Mr. Pierce had fallen asleep by then, his hat tilted down and arms crossed. He gets two hours of sleep many nights, often on a firm grounding mat to stay in contact with the earth’s electric energy. Josh Boles, a tall, athletic man who is another crypto expat, picked him up, and the group headed back to the Monastery.
They walked past a big pink building in an old town square, the start of their vision for Puertopia’s downtown. Once a children’s museum, they plan on making it a crypto clubhouse and outreach center that will have the mission “to bring together Puerto Ricans with Puertopians.”
Workdays are casual in Puertopia. One morning, Bryan Larkin, 39, and Reeve Collins, 42, were working at another old hotel, the Condado Vanderbilt, where they had their laptops on a pool bar with frozen piña coladas on tap.
“We’re going to make this crypto land,” Mr. Larkin said.
Mr. Larkin has mined about $2 billion in Bitcoin and is the chief technology officer of Blockchain Industries, a publicly traded company based in Puerto Rico.
Mr. Collins, an internet veteran, had raised more than $20 million from an initial coin offering for BlockV, his app store for the blockchain, whose outstanding tokens are worth about $125 million. He had also co-founded Tether, which backs cryptocurrency tied to the value of a dollar and whose outstanding tokens are worth about $2.1 billion, though the company has generated enormous controversy in the virtual currency world.
“So, no. No, I don’t want to pay taxes,” Mr. Collins said. “This is the first time in human history anyone other than kings or governments or gods can create their own money.”
He had moved from Santa Monica, Calif., with just a few bags and was now starting a local cryptocurrency incubator called Vatom Factory.
“When Brock said, ‘We’re moving to Puerto Rico for the taxes and to create this new town,’ I said, ‘I’m in,’” Mr. Collins said. “Sight unseen.”
They soon went back to work, checking out Coinmarketcap.com, a site that shows the price of cryptocurrencies.
“Our market cap’s gone up $100 million in a week,” Mr. Collins said.

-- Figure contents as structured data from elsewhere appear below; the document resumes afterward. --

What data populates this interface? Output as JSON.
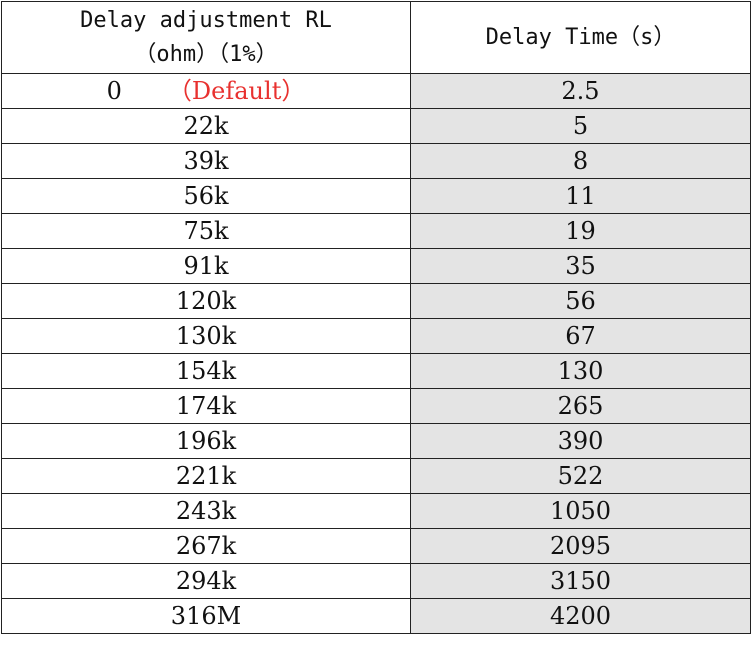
{
  "header": {
    "col1_line1": "Delay adjustment  RL",
    "col1_line2": "（ohm）（1%）",
    "col2": "Delay Time（s）"
  },
  "default_label": "（Default）",
  "colors": {
    "default_label": "#e8312f",
    "delay_time_column_bg": "#e4e4e4",
    "border": "#222222"
  },
  "rows": [
    {
      "rl": "0",
      "delay": "2.5"
    },
    {
      "rl": "22k",
      "delay": "5"
    },
    {
      "rl": "39k",
      "delay": "8"
    },
    {
      "rl": "56k",
      "delay": "11"
    },
    {
      "rl": "75k",
      "delay": "19"
    },
    {
      "rl": "91k",
      "delay": "35"
    },
    {
      "rl": "120k",
      "delay": "56"
    },
    {
      "rl": "130k",
      "delay": "67"
    },
    {
      "rl": "154k",
      "delay": "130"
    },
    {
      "rl": "174k",
      "delay": "265"
    },
    {
      "rl": "196k",
      "delay": "390"
    },
    {
      "rl": "221k",
      "delay": "522"
    },
    {
      "rl": "243k",
      "delay": "1050"
    },
    {
      "rl": "267k",
      "delay": "2095"
    },
    {
      "rl": "294k",
      "delay": "3150"
    },
    {
      "rl": "316M",
      "delay": "4200"
    }
  ]
}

“Congrats, man,” Mr. Larkin said.
All across San Juan, many locals are trying to figure out what to do with the crypto arrivals.
Some are open to the new wave as a welcome infusion of investment and ideas.
“We’re open for crypto business,” said Erika Medina-Vecchini, the chief business development officer for the Department of Economic Development and Commerce, in an interview at her office. She said her office was starting an ad campaign aimed at the new crypto expat boom, with the tagline “Paradise Performs.”
Others worry about the island’s being used for an experiment and talk about “crypto colonialism.” At a house party in San Juan, Richard Lopez, 32, who runs a pizza restaurant, Estella, in the town of Arecibo, said: “I think it’s great. Lure them in with taxes, and they’ll spend money.”
Andria Satz, 33, who grew up in Old San Juan and works for the Conservation Trust of Puerto Rico, disagreed.
“We’re the tax playground for the rich,” she said. “We’re the test case for anyone who wants to experiment. Outsiders get tax exemptions, and locals can’t get permits.”
Mr. Lopez said the territory needed something to jump-start the economy. “We have to find a new way,” he said.
“Sure then, Bitcoin, why not,” Ms. Satz said, throwing up her hands.
Mr. Lopez said he and a childhood friend, Rafael Perez, 31, were trying to set up a Bitcoin mine in their hometown. But electricity has been inconsistent, and mining even a single Bitcoin takes a lot of power, he said.